Make the process even easier by including a return shipping label when you send out the product to your customers. However, if you do expect them to cover the cost, you need to make this very clear in your returns policy – no one likes hidden fees.

If a customer has made their purchase online, but seeking a refund at the brick-and-mortar store is still an option, you need to make this very clear in the policy as well. Simply outline if you’ll only accept returns in-store or via post, too. 

If a reason needs to be given 

Knowing what the reason for the return is can help you avoid returns in the long run. Maybe the photos on your website didn’t represent the items fairly or the product description missed out some key elements? If you’ve got a clothing ecommerce business and you see an increase in returns due to incorrect sizing, then maybe it’s a good idea to add a sizing guide to your website. Whatever it is, use the information to your advantage and turn the return into a win.

Where the reason for return is a damaged item, make sure your policy offers either a replacement product or a full refund.
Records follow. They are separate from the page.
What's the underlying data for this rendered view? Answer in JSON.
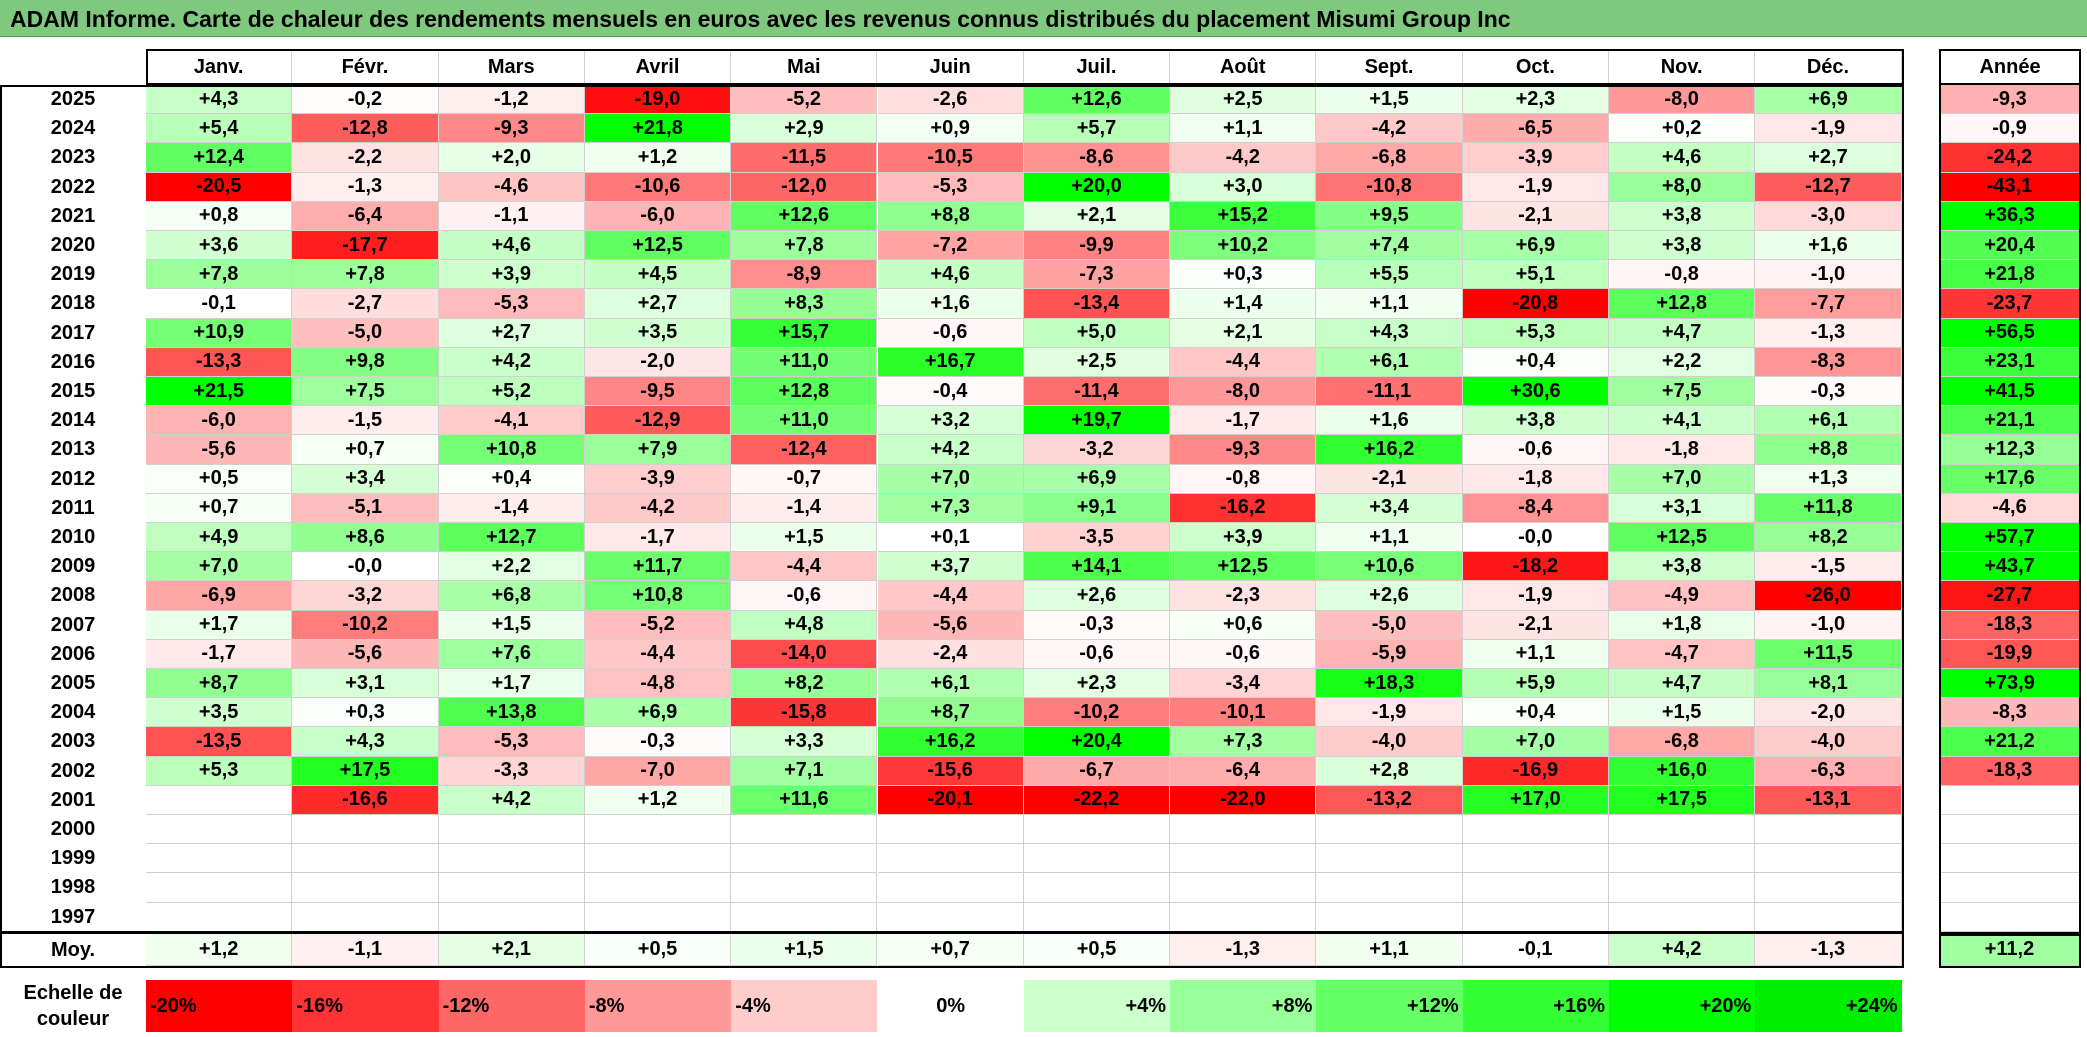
{
  "title": "ADAM Informe. Carte de chaleur des rendements mensuels en euros avec les revenus connus distribués du placement Misumi Group Inc",
  "chart_data": {
    "type": "heatmap",
    "title": "ADAM Informe. Carte de chaleur des rendements mensuels en euros avec les revenus connus distribués du placement Misumi Group Inc",
    "columns": [
      "Janv.",
      "Févr.",
      "Mars",
      "Avril",
      "Mai",
      "Juin",
      "Juil.",
      "Août",
      "Sept.",
      "Oct.",
      "Nov.",
      "Déc."
    ],
    "year_column_label": "Année",
    "rows": [
      {
        "year": "2025",
        "values": [
          "+4,3",
          "-0,2",
          "-1,2",
          "-19,0",
          "-5,2",
          "-2,6",
          "+12,6",
          "+2,5",
          "+1,5",
          "+2,3",
          "-8,0",
          "+6,9"
        ],
        "annual": "-9,3"
      },
      {
        "year": "2024",
        "values": [
          "+5,4",
          "-12,8",
          "-9,3",
          "+21,8",
          "+2,9",
          "+0,9",
          "+5,7",
          "+1,1",
          "-4,2",
          "-6,5",
          "+0,2",
          "-1,9"
        ],
        "annual": "-0,9"
      },
      {
        "year": "2023",
        "values": [
          "+12,4",
          "-2,2",
          "+2,0",
          "+1,2",
          "-11,5",
          "-10,5",
          "-8,6",
          "-4,2",
          "-6,8",
          "-3,9",
          "+4,6",
          "+2,7"
        ],
        "annual": "-24,2"
      },
      {
        "year": "2022",
        "values": [
          "-20,5",
          "-1,3",
          "-4,6",
          "-10,6",
          "-12,0",
          "-5,3",
          "+20,0",
          "+3,0",
          "-10,8",
          "-1,9",
          "+8,0",
          "-12,7"
        ],
        "annual": "-43,1"
      },
      {
        "year": "2021",
        "values": [
          "+0,8",
          "-6,4",
          "-1,1",
          "-6,0",
          "+12,6",
          "+8,8",
          "+2,1",
          "+15,2",
          "+9,5",
          "-2,1",
          "+3,8",
          "-3,0"
        ],
        "annual": "+36,3"
      },
      {
        "year": "2020",
        "values": [
          "+3,6",
          "-17,7",
          "+4,6",
          "+12,5",
          "+7,8",
          "-7,2",
          "-9,9",
          "+10,2",
          "+7,4",
          "+6,9",
          "+3,8",
          "+1,6"
        ],
        "annual": "+20,4"
      },
      {
        "year": "2019",
        "values": [
          "+7,8",
          "+7,8",
          "+3,9",
          "+4,5",
          "-8,9",
          "+4,6",
          "-7,3",
          "+0,3",
          "+5,5",
          "+5,1",
          "-0,8",
          "-1,0"
        ],
        "annual": "+21,8"
      },
      {
        "year": "2018",
        "values": [
          "-0,1",
          "-2,7",
          "-5,3",
          "+2,7",
          "+8,3",
          "+1,6",
          "-13,4",
          "+1,4",
          "+1,1",
          "-20,8",
          "+12,8",
          "-7,7"
        ],
        "annual": "-23,7"
      },
      {
        "year": "2017",
        "values": [
          "+10,9",
          "-5,0",
          "+2,7",
          "+3,5",
          "+15,7",
          "-0,6",
          "+5,0",
          "+2,1",
          "+4,3",
          "+5,3",
          "+4,7",
          "-1,3"
        ],
        "annual": "+56,5"
      },
      {
        "year": "2016",
        "values": [
          "-13,3",
          "+9,8",
          "+4,2",
          "-2,0",
          "+11,0",
          "+16,7",
          "+2,5",
          "-4,4",
          "+6,1",
          "+0,4",
          "+2,2",
          "-8,3"
        ],
        "annual": "+23,1"
      },
      {
        "year": "2015",
        "values": [
          "+21,5",
          "+7,5",
          "+5,2",
          "-9,5",
          "+12,8",
          "-0,4",
          "-11,4",
          "-8,0",
          "-11,1",
          "+30,6",
          "+7,5",
          "-0,3"
        ],
        "annual": "+41,5"
      },
      {
        "year": "2014",
        "values": [
          "-6,0",
          "-1,5",
          "-4,1",
          "-12,9",
          "+11,0",
          "+3,2",
          "+19,7",
          "-1,7",
          "+1,6",
          "+3,8",
          "+4,1",
          "+6,1"
        ],
        "annual": "+21,1"
      },
      {
        "year": "2013",
        "values": [
          "-5,6",
          "+0,7",
          "+10,8",
          "+7,9",
          "-12,4",
          "+4,2",
          "-3,2",
          "-9,3",
          "+16,2",
          "-0,6",
          "-1,8",
          "+8,8"
        ],
        "annual": "+12,3"
      },
      {
        "year": "2012",
        "values": [
          "+0,5",
          "+3,4",
          "+0,4",
          "-3,9",
          "-0,7",
          "+7,0",
          "+6,9",
          "-0,8",
          "-2,1",
          "-1,8",
          "+7,0",
          "+1,3"
        ],
        "annual": "+17,6"
      },
      {
        "year": "2011",
        "values": [
          "+0,7",
          "-5,1",
          "-1,4",
          "-4,2",
          "-1,4",
          "+7,3",
          "+9,1",
          "-16,2",
          "+3,4",
          "-8,4",
          "+3,1",
          "+11,8"
        ],
        "annual": "-4,6"
      },
      {
        "year": "2010",
        "values": [
          "+4,9",
          "+8,6",
          "+12,7",
          "-1,7",
          "+1,5",
          "+0,1",
          "-3,5",
          "+3,9",
          "+1,1",
          "-0,0",
          "+12,5",
          "+8,2"
        ],
        "annual": "+57,7"
      },
      {
        "year": "2009",
        "values": [
          "+7,0",
          "-0,0",
          "+2,2",
          "+11,7",
          "-4,4",
          "+3,7",
          "+14,1",
          "+12,5",
          "+10,6",
          "-18,2",
          "+3,8",
          "-1,5"
        ],
        "annual": "+43,7"
      },
      {
        "year": "2008",
        "values": [
          "-6,9",
          "-3,2",
          "+6,8",
          "+10,8",
          "-0,6",
          "-4,4",
          "+2,6",
          "-2,3",
          "+2,6",
          "-1,9",
          "-4,9",
          "-26,0"
        ],
        "annual": "-27,7"
      },
      {
        "year": "2007",
        "values": [
          "+1,7",
          "-10,2",
          "+1,5",
          "-5,2",
          "+4,8",
          "-5,6",
          "-0,3",
          "+0,6",
          "-5,0",
          "-2,1",
          "+1,8",
          "-1,0"
        ],
        "annual": "-18,3"
      },
      {
        "year": "2006",
        "values": [
          "-1,7",
          "-5,6",
          "+7,6",
          "-4,4",
          "-14,0",
          "-2,4",
          "-0,6",
          "-0,6",
          "-5,9",
          "+1,1",
          "-4,7",
          "+11,5"
        ],
        "annual": "-19,9"
      },
      {
        "year": "2005",
        "values": [
          "+8,7",
          "+3,1",
          "+1,7",
          "-4,8",
          "+8,2",
          "+6,1",
          "+2,3",
          "-3,4",
          "+18,3",
          "+5,9",
          "+4,7",
          "+8,1"
        ],
        "annual": "+73,9"
      },
      {
        "year": "2004",
        "values": [
          "+3,5",
          "+0,3",
          "+13,8",
          "+6,9",
          "-15,8",
          "+8,7",
          "-10,2",
          "-10,1",
          "-1,9",
          "+0,4",
          "+1,5",
          "-2,0"
        ],
        "annual": "-8,3"
      },
      {
        "year": "2003",
        "values": [
          "-13,5",
          "+4,3",
          "-5,3",
          "-0,3",
          "+3,3",
          "+16,2",
          "+20,4",
          "+7,3",
          "-4,0",
          "+7,0",
          "-6,8",
          "-4,0"
        ],
        "annual": "+21,2"
      },
      {
        "year": "2002",
        "values": [
          "+5,3",
          "+17,5",
          "-3,3",
          "-7,0",
          "+7,1",
          "-15,6",
          "-6,7",
          "-6,4",
          "+2,8",
          "-16,9",
          "+16,0",
          "-6,3"
        ],
        "annual": "-18,3"
      },
      {
        "year": "2001",
        "values": [
          "",
          "-16,6",
          "+4,2",
          "+1,2",
          "+11,6",
          "-20,1",
          "-22,2",
          "-22,0",
          "-13,2",
          "+17,0",
          "+17,5",
          "-13,1"
        ],
        "annual": ""
      },
      {
        "year": "2000",
        "values": [
          "",
          "",
          "",
          "",
          "",
          "",
          "",
          "",
          "",
          "",
          "",
          ""
        ],
        "annual": ""
      },
      {
        "year": "1999",
        "values": [
          "",
          "",
          "",
          "",
          "",
          "",
          "",
          "",
          "",
          "",
          "",
          ""
        ],
        "annual": ""
      },
      {
        "year": "1998",
        "values": [
          "",
          "",
          "",
          "",
          "",
          "",
          "",
          "",
          "",
          "",
          "",
          ""
        ],
        "annual": ""
      },
      {
        "year": "1997",
        "values": [
          "",
          "",
          "",
          "",
          "",
          "",
          "",
          "",
          "",
          "",
          "",
          ""
        ],
        "annual": ""
      }
    ],
    "average": {
      "label": "Moy.",
      "values": [
        "+1,2",
        "-1,1",
        "+2,1",
        "+0,5",
        "+1,5",
        "+0,7",
        "+0,5",
        "-1,3",
        "+1,1",
        "-0,1",
        "+4,2",
        "-1,3"
      ],
      "annual": "+11,2"
    },
    "color_scale": {
      "label": "Echelle de couleur",
      "steps": [
        {
          "label": "-20%",
          "value": -20,
          "color": "#ff0000"
        },
        {
          "label": "-16%",
          "value": -16,
          "color": "#ff3333"
        },
        {
          "label": "-12%",
          "value": -12,
          "color": "#ff6666"
        },
        {
          "label": "-8%",
          "value": -8,
          "color": "#ff9999"
        },
        {
          "label": "-4%",
          "value": -4,
          "color": "#ffcccc"
        },
        {
          "label": "0%",
          "value": 0,
          "color": "#ffffff"
        },
        {
          "label": "+4%",
          "value": 4,
          "color": "#ccffcc"
        },
        {
          "label": "+8%",
          "value": 8,
          "color": "#99ff99"
        },
        {
          "label": "+12%",
          "value": 12,
          "color": "#66ff66"
        },
        {
          "label": "+16%",
          "value": 16,
          "color": "#33ff33"
        },
        {
          "label": "+20%",
          "value": 20,
          "color": "#00ff00"
        },
        {
          "label": "+24%",
          "value": 24,
          "color": "#00ee00"
        }
      ]
    }
  }
}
What to do with your refund policy 

Now you’ve written your returns and refund policy, it’s time to put it front and centre. Here’s your quick checklist on what to do with your policy:

Place it in plain sight for customers

The worst thing you can do is hide your refund policy somewhere no one can see it. Making it as prominent as possible will give customers the extra reassurance that they’re protected should things go wrong. 

This is especially important when it comes to brand new customers who might not have heard of your business before. In-store, post your policy on the till and have it printed on customer receipts. Online – have a link to the refund policy page front and centre.

Make it easy to find on your website

According to a recent survey, 67% of shoppers check the returns page before making a purchase. So, don’t delay them any further. Add a prominent link to your shop’s website, include it in customer correspondence (such as the order confirmation email), and in sales receipts. Other great places to include a link are your website’s footer, shopping cart and checkout pages. Put it at the top of your FAQ page (if you have one) and consider adding it to every product page as well. 

Keep revisiting it based on customer feedback and new products

Your business plans will change with time, so when that happens don’t forget to revisit your refund policy and check if it still applies. You might find that you need to optimise it to make it more efficient and meet your new product needs better. Regularly checking that your policy is up to date is a great way to not only cut costs, but to turn a bad customer experience into a positive one. 

Use the refunds data to improve customer experience 

If you’ve followed our refund policy template above and added “reason for return” as one of its conditions, then you’ve set yourself up to collect some very useful data. Analyse your returns data and try to identify any trends. Perhaps you’ll notice that the same item keeps being returned again and again? You might want to investigate this further and check how you’ve marketed the product. Or maybe there’s something wrong with it that can be fixed? 


Having a transparent, compliant returns policy is essential for any retail business. It makes it easier for new customers to trust your brand when they see that products can be returned easily. Plus, a well-written, customer-friendly policy can be turned into a powerful sales tool.